PDA

View Full Version : Recent radiation within R-M269 led to high Y-STR haplotype resemblance



Jean M
02-25-2014, 07:40 AM
Maarten H. D. Larmuseau et al., Recent Radiation within Y-chromosomal Haplogroup R-M269 Resulted in High Y-STR Haplotype Resemblance, Annals of Human Genetics, Volume 78, Issue 2, pages 92–103, March 2014

http://onlinelibrary.wiley.com/doi/10.1111/ahg.12050/abstract


Y-chromosomal short tandem repeats (Y-STRs) are often used in addition to Y-chromosomal single-nucleotide polymorphisms (Y-SNP) to detect subtle patterns in a population genetic structure. There are, however, indications for Y-STR haplotype resemblance across different subhaplogroups within haplogroup R1b1b2 (R-M269) which may lead to erosion in the observation of the population genetic pattern. Hence the question arises whether Y-STR haplotypes are still informative beyond high-resolution Y-SNP genotyping for population genetic studies. To address this question, we genotyped the Y chromosomes of more than 1000 males originating from the West-European regions of Flanders (Belgium), North-Brabant and Limburg (the Netherlands) at the highest resolution of the current Y-SNP tree together with 38 commonly used Y-STRs. We observed high resemblance of Y-STR haplotypes between males belonging to different subhaplogroups of haplogroup R-M269. Several subhaplogroups within R-M269 could not be distinguished from each other based on differences in Y-STR haplotype variation.
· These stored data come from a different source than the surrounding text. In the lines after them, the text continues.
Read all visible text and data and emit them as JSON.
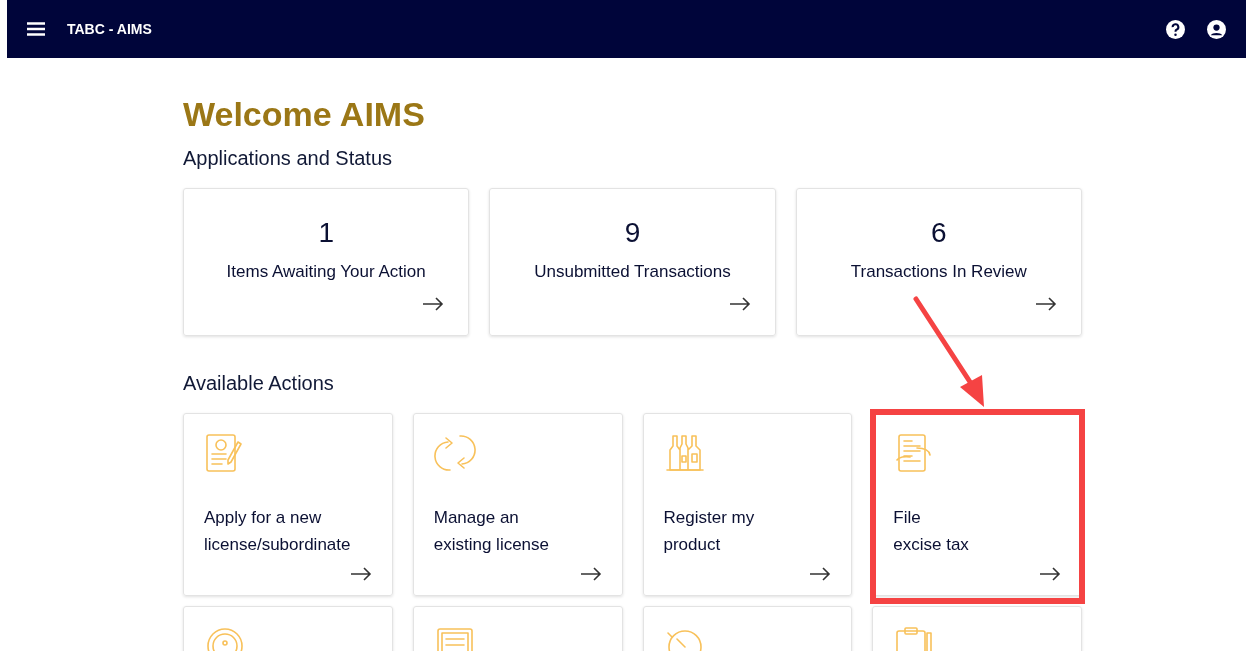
{
  "header": {
    "title": "TABC - AIMS"
  },
  "welcome": "Welcome AIMS",
  "status_section": {
    "heading": "Applications and Status",
    "cards": [
      {
        "count": "1",
        "label": "Items Awaiting Your Action"
      },
      {
        "count": "9",
        "label": "Unsubmitted Transactions"
      },
      {
        "count": "6",
        "label": "Transactions In Review"
      }
    ]
  },
  "actions_section": {
    "heading": "Available Actions",
    "cards": [
      {
        "kind": "license",
        "lines": [
          "Apply for a new",
          "license/subordinate"
        ],
        "highlighted": false
      },
      {
        "kind": "manage",
        "lines": [
          "Manage an",
          "existing license"
        ],
        "highlighted": false
      },
      {
        "kind": "product",
        "lines": [
          "Register my",
          "product"
        ],
        "highlighted": false
      },
      {
        "kind": "tax",
        "lines": [
          "File",
          "excise tax"
        ],
        "highlighted": true
      },
      {
        "kind": "seal",
        "highlighted": false
      },
      {
        "kind": "certificate",
        "highlighted": false
      },
      {
        "kind": "dial",
        "highlighted": false
      },
      {
        "kind": "clipboard",
        "highlighted": false
      }
    ]
  }
}
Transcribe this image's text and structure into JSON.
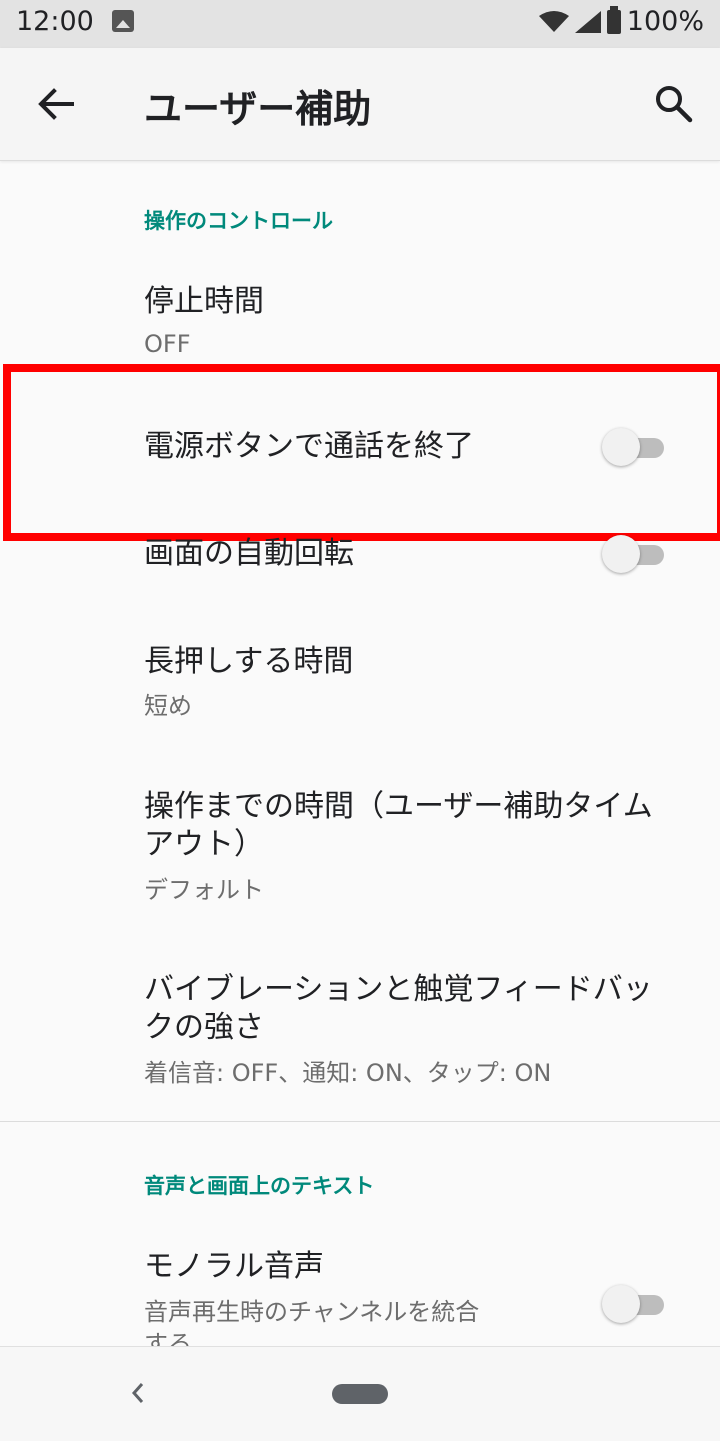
{
  "status_bar": {
    "time": "12:00",
    "battery": "100%",
    "icons": [
      "image-icon",
      "wifi-icon",
      "signal-icon",
      "battery-icon"
    ]
  },
  "app_bar": {
    "title": "ユーザー補助",
    "back_icon": "back-arrow-icon",
    "search_icon": "search-icon"
  },
  "sections": {
    "interaction": {
      "header": "操作のコントロール",
      "items": {
        "stop_time": {
          "title": "停止時間",
          "summary": "OFF"
        },
        "power_end_call": {
          "title": "電源ボタンで通話を終了",
          "toggle_on": false
        },
        "auto_rotate": {
          "title": "画面の自動回転",
          "toggle_on": false
        },
        "touch_hold": {
          "title": "長押しする時間",
          "summary": "短め"
        },
        "timeout": {
          "title_line1": "操作までの時間（ユーザー補助タイム",
          "title_line2": "アウト）",
          "summary": "デフォルト"
        },
        "vibration": {
          "title_line1": "バイブレーションと触覚フィードバッ",
          "title_line2": "クの強さ",
          "summary": "着信音: OFF、通知: ON、タップ: ON"
        }
      }
    },
    "audio_text": {
      "header": "音声と画面上のテキスト",
      "items": {
        "mono_audio": {
          "title": "モノラル音声",
          "summary_line1": "音声再生時のチャンネルを統合",
          "summary_line2": "する",
          "toggle_on": false
        }
      }
    }
  },
  "highlight_color": "#ff0000",
  "accent_color": "#00897b",
  "nav_bar": {
    "icons": [
      "nav-back-icon",
      "home-pill-icon"
    ]
  }
}
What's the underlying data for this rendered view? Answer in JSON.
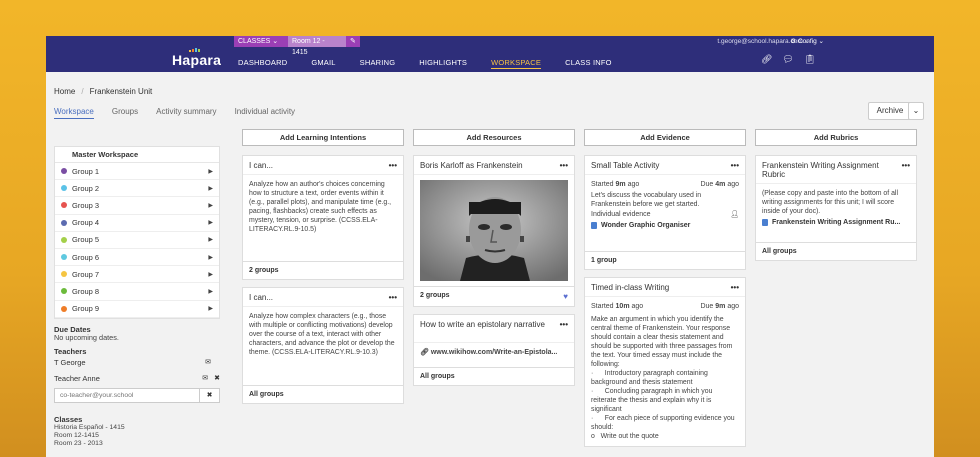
{
  "topbar": {
    "classes_label": "CLASSES",
    "room_label": "Room 12 - 1415",
    "logo": "Hapara",
    "user_email": "t.george@school.hapara.com",
    "config_label": "Config",
    "nav": [
      "DASHBOARD",
      "GMAIL",
      "SHARING",
      "HIGHLIGHTS",
      "WORKSPACE",
      "CLASS INFO"
    ],
    "active_nav": "WORKSPACE"
  },
  "breadcrumb": {
    "home": "Home",
    "current": "Frankenstein Unit"
  },
  "subnav": [
    "Workspace",
    "Groups",
    "Activity summary",
    "Individual activity"
  ],
  "archive_label": "Archive",
  "sidebar": {
    "groups_header": "Master Workspace",
    "groups": [
      {
        "name": "Group 1",
        "color": "#7a4ea3"
      },
      {
        "name": "Group 2",
        "color": "#5bc2e7"
      },
      {
        "name": "Group 3",
        "color": "#e6534f"
      },
      {
        "name": "Group 4",
        "color": "#5c6bb0"
      },
      {
        "name": "Group 5",
        "color": "#a4d04a"
      },
      {
        "name": "Group 6",
        "color": "#5fc9e0"
      },
      {
        "name": "Group 7",
        "color": "#f5c542"
      },
      {
        "name": "Group 8",
        "color": "#6cbb3c"
      },
      {
        "name": "Group 9",
        "color": "#ef7d28"
      }
    ],
    "due_dates_label": "Due Dates",
    "due_dates_text": "No upcoming dates.",
    "teachers_label": "Teachers",
    "teachers": [
      "T George",
      "Teacher Anne"
    ],
    "coteacher_placeholder": "co-teacher@your.school",
    "classes_label": "Classes",
    "classes": [
      "Historia Español - 1415",
      "Room 12-1415",
      "Room 23 - 2013"
    ]
  },
  "columns": {
    "learning": {
      "button": "Add Learning Intentions",
      "cards": [
        {
          "title": "I can...",
          "text": "Analyze how an author's choices concerning how to structure a text, order events within it (e.g., parallel plots), and manipulate time (e.g., pacing, flashbacks) create such effects as mystery, tension, or surprise. (CCSS.ELA-LITERACY.RL.9-10.5)",
          "footer": "2 groups"
        },
        {
          "title": "I can...",
          "text": "Analyze how complex characters (e.g., those with multiple or conflicting motivations) develop over the course of a text, interact with other characters, and advance the plot or develop the theme. (CCSS.ELA-LITERACY.RL.9-10.3)",
          "footer": "All groups"
        }
      ]
    },
    "resources": {
      "button": "Add Resources",
      "cards": [
        {
          "title": "Boris Karloff as Frankenstein",
          "footer": "2 groups"
        },
        {
          "title": "How to write an epistolary narrative",
          "link": "www.wikihow.com/Write-an-Epistola...",
          "footer": "All groups"
        }
      ]
    },
    "evidence": {
      "button": "Add Evidence",
      "cards": [
        {
          "title": "Small Table Activity",
          "started_prefix": "Started",
          "started_value": "9m",
          "started_suffix": "ago",
          "due_prefix": "Due",
          "due_value": "4m",
          "due_suffix": "ago",
          "text": "Let's discuss the vocabulary used in Frankenstein before we get started.",
          "type": "Individual evidence",
          "doc": "Wonder Graphic Organiser",
          "footer": "1 group"
        },
        {
          "title": "Timed in-class Writing",
          "started_prefix": "Started",
          "started_value": "10m",
          "started_suffix": "ago",
          "due_prefix": "Due",
          "due_value": "9m",
          "due_suffix": "ago",
          "lines": [
            "Make an argument in which you identify the central theme of Frankenstein. Your response should contain a clear thesis statement and should be supported with three passages from the text.  Your timed essay must include the following:",
            "·      Introductory paragraph containing background and thesis statement",
            "·      Concluding paragraph in which you reiterate the thesis and explain why it is significant",
            "·      For each piece of supporting evidence you should:",
            "o   Write out the quote"
          ]
        }
      ]
    },
    "rubrics": {
      "button": "Add Rubrics",
      "cards": [
        {
          "title": "Frankenstein Writing Assignment Rubric",
          "text": "(Please copy and paste into the bottom of all writing assignments for this unit; I will score inside of your doc).",
          "doc": "Frankenstein Writing Assignment Ru...",
          "footer": "All groups"
        }
      ]
    }
  }
}
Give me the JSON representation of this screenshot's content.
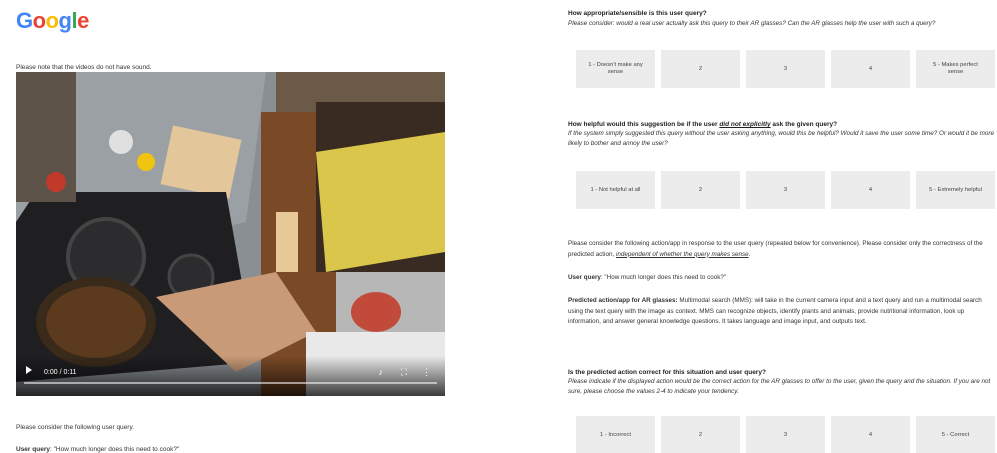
{
  "logo": {
    "letters": [
      "G",
      "o",
      "o",
      "g",
      "l",
      "e"
    ],
    "colors": [
      "#4285F4",
      "#EA4335",
      "#FBBC05",
      "#4285F4",
      "#34A853",
      "#EA4335"
    ]
  },
  "left": {
    "note": "Please note that the videos do not have sound.",
    "video": {
      "time": "0:00 / 0:11",
      "progress_fraction": 0
    },
    "consider": "Please consider the following user query.",
    "user_query_label": "User query",
    "user_query_value": ": \"How much longer does this need to cook?\""
  },
  "right": {
    "q1": {
      "title": "How appropriate/sensible is this user query?",
      "subtitle": "Please consider: would a real user actually ask this query to their AR glasses? Can the AR glasses help the user with such a query?",
      "options": [
        "1 - Doesn't make any sense",
        "2",
        "3",
        "4",
        "5 - Makes perfect sense"
      ]
    },
    "q2": {
      "title_pre": "How helpful would this suggestion be if the user ",
      "title_em": "did not explicitly",
      "title_post": " ask the given query?",
      "subtitle": "If the system simply suggested this query without the user asking anything, would this be helpful? Would it save the user some time? Or would it be more likely to bother and annoy the user?",
      "options": [
        "1 - Not helpful at all",
        "2",
        "3",
        "4",
        "5 - Extremely helpful"
      ]
    },
    "intro_pre": "Please consider the following action/app in response to the user query (repeated below for convenience). Please consider only the correctness of the predicted action, ",
    "intro_em": "independent of whether the query makes sense",
    "intro_post": ".",
    "user_query_label": "User query",
    "user_query_value": ": \"How much longer does this need to cook?\"",
    "predicted_label": "Predicted action/app for AR glasses:",
    "predicted_text": " Multimodal search (MMS): will take in the current camera input and a text query and run a multimodal search using the text query with the image as context. MMS can recognize objects, identify plants and animals, provide nutritional information, look up information, and answer general knowledge questions. It takes language and image input, and outputs text.",
    "q3": {
      "title": "Is the predicted action correct for this situation and user query?",
      "subtitle": "Please indicate if the displayed action would be the correct action for the AR glasses to offer to the user, given the query and the situation. If you are not sure, please choose the values 2-4 to indicate your tendency.",
      "options": [
        "1 - Incorrect",
        "2",
        "3",
        "4",
        "5 - Correct"
      ]
    }
  }
}
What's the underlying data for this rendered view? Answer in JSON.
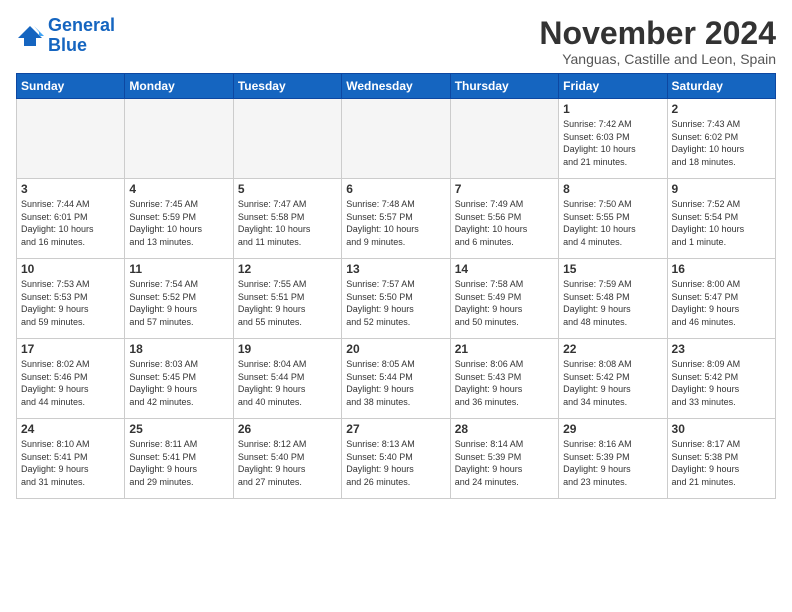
{
  "logo": {
    "line1": "General",
    "line2": "Blue"
  },
  "header": {
    "month": "November 2024",
    "location": "Yanguas, Castille and Leon, Spain"
  },
  "weekdays": [
    "Sunday",
    "Monday",
    "Tuesday",
    "Wednesday",
    "Thursday",
    "Friday",
    "Saturday"
  ],
  "weeks": [
    [
      {
        "day": "",
        "info": ""
      },
      {
        "day": "",
        "info": ""
      },
      {
        "day": "",
        "info": ""
      },
      {
        "day": "",
        "info": ""
      },
      {
        "day": "",
        "info": ""
      },
      {
        "day": "1",
        "info": "Sunrise: 7:42 AM\nSunset: 6:03 PM\nDaylight: 10 hours\nand 21 minutes."
      },
      {
        "day": "2",
        "info": "Sunrise: 7:43 AM\nSunset: 6:02 PM\nDaylight: 10 hours\nand 18 minutes."
      }
    ],
    [
      {
        "day": "3",
        "info": "Sunrise: 7:44 AM\nSunset: 6:01 PM\nDaylight: 10 hours\nand 16 minutes."
      },
      {
        "day": "4",
        "info": "Sunrise: 7:45 AM\nSunset: 5:59 PM\nDaylight: 10 hours\nand 13 minutes."
      },
      {
        "day": "5",
        "info": "Sunrise: 7:47 AM\nSunset: 5:58 PM\nDaylight: 10 hours\nand 11 minutes."
      },
      {
        "day": "6",
        "info": "Sunrise: 7:48 AM\nSunset: 5:57 PM\nDaylight: 10 hours\nand 9 minutes."
      },
      {
        "day": "7",
        "info": "Sunrise: 7:49 AM\nSunset: 5:56 PM\nDaylight: 10 hours\nand 6 minutes."
      },
      {
        "day": "8",
        "info": "Sunrise: 7:50 AM\nSunset: 5:55 PM\nDaylight: 10 hours\nand 4 minutes."
      },
      {
        "day": "9",
        "info": "Sunrise: 7:52 AM\nSunset: 5:54 PM\nDaylight: 10 hours\nand 1 minute."
      }
    ],
    [
      {
        "day": "10",
        "info": "Sunrise: 7:53 AM\nSunset: 5:53 PM\nDaylight: 9 hours\nand 59 minutes."
      },
      {
        "day": "11",
        "info": "Sunrise: 7:54 AM\nSunset: 5:52 PM\nDaylight: 9 hours\nand 57 minutes."
      },
      {
        "day": "12",
        "info": "Sunrise: 7:55 AM\nSunset: 5:51 PM\nDaylight: 9 hours\nand 55 minutes."
      },
      {
        "day": "13",
        "info": "Sunrise: 7:57 AM\nSunset: 5:50 PM\nDaylight: 9 hours\nand 52 minutes."
      },
      {
        "day": "14",
        "info": "Sunrise: 7:58 AM\nSunset: 5:49 PM\nDaylight: 9 hours\nand 50 minutes."
      },
      {
        "day": "15",
        "info": "Sunrise: 7:59 AM\nSunset: 5:48 PM\nDaylight: 9 hours\nand 48 minutes."
      },
      {
        "day": "16",
        "info": "Sunrise: 8:00 AM\nSunset: 5:47 PM\nDaylight: 9 hours\nand 46 minutes."
      }
    ],
    [
      {
        "day": "17",
        "info": "Sunrise: 8:02 AM\nSunset: 5:46 PM\nDaylight: 9 hours\nand 44 minutes."
      },
      {
        "day": "18",
        "info": "Sunrise: 8:03 AM\nSunset: 5:45 PM\nDaylight: 9 hours\nand 42 minutes."
      },
      {
        "day": "19",
        "info": "Sunrise: 8:04 AM\nSunset: 5:44 PM\nDaylight: 9 hours\nand 40 minutes."
      },
      {
        "day": "20",
        "info": "Sunrise: 8:05 AM\nSunset: 5:44 PM\nDaylight: 9 hours\nand 38 minutes."
      },
      {
        "day": "21",
        "info": "Sunrise: 8:06 AM\nSunset: 5:43 PM\nDaylight: 9 hours\nand 36 minutes."
      },
      {
        "day": "22",
        "info": "Sunrise: 8:08 AM\nSunset: 5:42 PM\nDaylight: 9 hours\nand 34 minutes."
      },
      {
        "day": "23",
        "info": "Sunrise: 8:09 AM\nSunset: 5:42 PM\nDaylight: 9 hours\nand 33 minutes."
      }
    ],
    [
      {
        "day": "24",
        "info": "Sunrise: 8:10 AM\nSunset: 5:41 PM\nDaylight: 9 hours\nand 31 minutes."
      },
      {
        "day": "25",
        "info": "Sunrise: 8:11 AM\nSunset: 5:41 PM\nDaylight: 9 hours\nand 29 minutes."
      },
      {
        "day": "26",
        "info": "Sunrise: 8:12 AM\nSunset: 5:40 PM\nDaylight: 9 hours\nand 27 minutes."
      },
      {
        "day": "27",
        "info": "Sunrise: 8:13 AM\nSunset: 5:40 PM\nDaylight: 9 hours\nand 26 minutes."
      },
      {
        "day": "28",
        "info": "Sunrise: 8:14 AM\nSunset: 5:39 PM\nDaylight: 9 hours\nand 24 minutes."
      },
      {
        "day": "29",
        "info": "Sunrise: 8:16 AM\nSunset: 5:39 PM\nDaylight: 9 hours\nand 23 minutes."
      },
      {
        "day": "30",
        "info": "Sunrise: 8:17 AM\nSunset: 5:38 PM\nDaylight: 9 hours\nand 21 minutes."
      }
    ]
  ]
}
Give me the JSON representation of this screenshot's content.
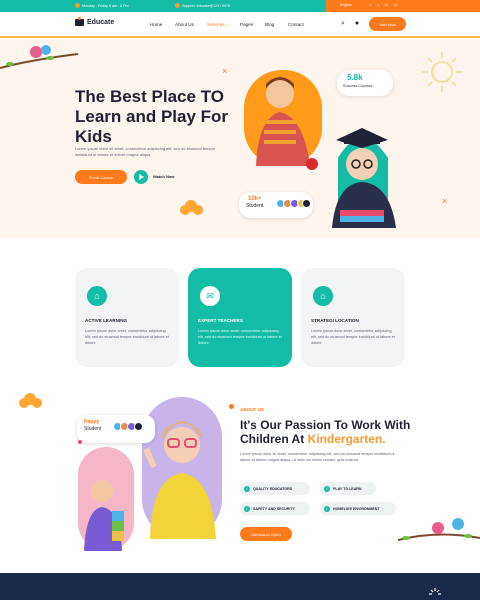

The most likely hypothesis to explain this similarity of Y-STR haplotypes within the population of R-M269 members is a recent radiation where various subhaplogroups originated within a relatively short time period. We conclude that high-resolution Y-SNP typing rather than Y-STR typing might be more useful to study population genetic patterns in (Western) Europe.

Rathna
02-25-2014, 07:54 AM
http://onlinelibrary.wiley.com/doi/10.1111/ahg.12050/abstract

This is contradicted by the difference between the Most Recent Common Ancestor calculated by STRs and by SNPs. It is true that we are yet discussing about the time to assign to a single SNP (3-4 generations or 8-10?), but many samples of aDNA found in Europe (hgs. G and E above all) let us think that the STRs time should have been multiplied for a 2.5 factor.
Perhaps you know that I, from many years, tried to explain this fact by my 3 or 4 golden principles:
mutations happened around the modal
there is a convergence to the modal as time passes
only sometime a mutation goes for the tangent
rarely there are multistep mutations.

VinceT
02-25-2014, 08:00 AM
If they're only typing STRs using the standard forensic 17-marker Y-Filer set, then yes, they won't find much if any to differentiate between sub-clades with any degree of confidence. Maximizing STRs (i.e. 111 markers) in tandem with high-resolution Y-SNP typing would be preferred, but then theirs may be a cost-based conclusion.

More data will always be better.

ArmandoR1b
02-25-2014, 12:56 PM
If they're only typing STRs using the standard forensic 17-marker Y-Filer set, then yes, they won't find much if any to differentiate between sub-clades with any degree of confidence. Maximizing STRs (i.e. 111 markers) in tandem with high-resolution Y-SNP typing would be preferred, but then theirs may be a cost-based conclusion.

More data will always be better.

The study deals directly with "subtle patterns in a population genetic structure" and I don't think that even 111 markers are good for that if the only choice is between those and high-resolution Y-SNP genotyping, especially if cost is considered. 111 STR markers won't always tell us that a person definitely belongs to a subclade. Only Y-SNP testing can tell us that. 111 STR markers are better for more recent ancestry, 20 generations, not "subtle patterns in a population genetic structure"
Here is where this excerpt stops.